In our second publication (with Rob and Roman Ahmed, our PhD student), we looked at forecasting methods for forecasting hierarchical times series. This paper proposed two new methods for forecasting time series data that belong to a hierarchical structure. The paper applied these methods to the forecasting of Australian domestic tourism demand disaggregated by geographical regions and by purpose of travel. It showed that the proposed methods produce more accurate forecasts than the typical bottom-up and top-down approaches. These methods were adopted fully by TRA for producing detailed regional forecasts for Australian domestic tourism flows.
I think that the feeling of excitement and satisfaction that you get from overcoming demanding research challenges, which I first experienced during my post-graduate studies, and then discovering the impact of my post-doctoral research on industry, is what attracted me to become a forecaster and has driven me to continue working on various aspects in the stimulating and ever changing field of forecasting. Besides my ongoing research project, I am currently writing (with Rob) a forecasting textbook entitled “Forecasting: principles and practice”. The entire book is online and free-of-charge at http://otexts.com/fpp. A print version and a downloadable e-version will be available soon to purchase on Amazon. We are writing the book for three audiences: (1) people who find themselves doing forecasting in business when they may not have had any formal training in the area; (2) undergraduate students studying business; (3) MBA students doing a forecasting elective. We use it ourselves for a second-year subject for students who are undertaking a Bachelor of Commerce degree at Monash University, Australia. Improving industry practices and seeing students flourish and pick up on cutting edge forecasting technology is very fulfilling.

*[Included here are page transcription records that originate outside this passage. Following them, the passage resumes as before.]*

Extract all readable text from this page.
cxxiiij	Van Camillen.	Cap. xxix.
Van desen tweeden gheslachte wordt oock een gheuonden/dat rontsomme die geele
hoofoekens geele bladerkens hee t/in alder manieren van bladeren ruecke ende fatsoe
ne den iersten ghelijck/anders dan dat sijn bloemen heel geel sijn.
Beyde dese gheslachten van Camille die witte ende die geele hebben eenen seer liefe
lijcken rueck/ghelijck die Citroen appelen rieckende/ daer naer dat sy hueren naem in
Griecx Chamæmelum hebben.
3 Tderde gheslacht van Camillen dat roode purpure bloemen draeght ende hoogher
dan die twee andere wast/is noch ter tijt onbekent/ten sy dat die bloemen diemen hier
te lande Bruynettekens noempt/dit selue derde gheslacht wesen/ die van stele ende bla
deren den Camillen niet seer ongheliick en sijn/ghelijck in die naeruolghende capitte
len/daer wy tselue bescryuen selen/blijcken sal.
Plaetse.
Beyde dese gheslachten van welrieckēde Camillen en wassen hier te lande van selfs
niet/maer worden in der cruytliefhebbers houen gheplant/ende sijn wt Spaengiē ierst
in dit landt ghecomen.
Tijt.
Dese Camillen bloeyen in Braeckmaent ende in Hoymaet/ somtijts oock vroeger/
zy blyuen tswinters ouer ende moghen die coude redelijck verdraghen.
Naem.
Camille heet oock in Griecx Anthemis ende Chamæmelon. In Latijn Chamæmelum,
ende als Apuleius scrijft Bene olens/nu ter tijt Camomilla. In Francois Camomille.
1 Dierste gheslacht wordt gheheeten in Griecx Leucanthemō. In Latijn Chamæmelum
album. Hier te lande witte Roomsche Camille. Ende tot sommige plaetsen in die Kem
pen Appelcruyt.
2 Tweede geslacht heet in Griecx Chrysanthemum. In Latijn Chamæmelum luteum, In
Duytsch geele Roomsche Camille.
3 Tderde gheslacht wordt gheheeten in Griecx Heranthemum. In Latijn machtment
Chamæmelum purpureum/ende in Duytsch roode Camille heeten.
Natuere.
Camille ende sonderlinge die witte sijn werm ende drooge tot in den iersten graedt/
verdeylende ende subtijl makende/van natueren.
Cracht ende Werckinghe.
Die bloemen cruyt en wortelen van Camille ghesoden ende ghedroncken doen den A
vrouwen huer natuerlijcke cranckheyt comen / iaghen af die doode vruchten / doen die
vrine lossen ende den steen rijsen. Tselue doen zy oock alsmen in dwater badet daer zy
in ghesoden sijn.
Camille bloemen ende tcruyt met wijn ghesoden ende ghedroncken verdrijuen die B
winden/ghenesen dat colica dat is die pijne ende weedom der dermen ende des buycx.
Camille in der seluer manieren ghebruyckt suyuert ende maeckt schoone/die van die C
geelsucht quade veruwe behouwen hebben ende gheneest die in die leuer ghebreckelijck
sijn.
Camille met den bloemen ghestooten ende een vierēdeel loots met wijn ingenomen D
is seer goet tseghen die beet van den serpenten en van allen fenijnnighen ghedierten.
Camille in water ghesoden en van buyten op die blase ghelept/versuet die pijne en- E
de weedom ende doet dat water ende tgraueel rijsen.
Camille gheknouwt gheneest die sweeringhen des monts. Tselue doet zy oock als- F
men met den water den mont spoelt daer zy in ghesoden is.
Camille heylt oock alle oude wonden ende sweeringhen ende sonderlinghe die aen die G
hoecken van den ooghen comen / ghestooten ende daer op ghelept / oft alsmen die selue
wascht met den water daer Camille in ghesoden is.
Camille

Finally, being part of a large international forecasting community which thrives on innovation is also very stimulating. I look forward to the International Symposium on Forecasting every year. I have attended almost every meeting since my first one in 2004, which was in Sydney, Australia. In February, I organized (with Farshid) a two-day workshop on “Forecasting Multivariate Time Series” which was funded by research funds from Monash University and also supported by the IIF. The response was overwhelming. We had a two-day program filled with presentations from researchers from across the world, featuring their current research on issues and challenges related to multivariate modeling and forecasting. We are looking forward to the special issue of the International Journal of Forecasting with the same title, which will include some papers from this workshop (the end date for submissions to the special issue is June 30, 2013).
I hope to keep working in this field for a long time to come.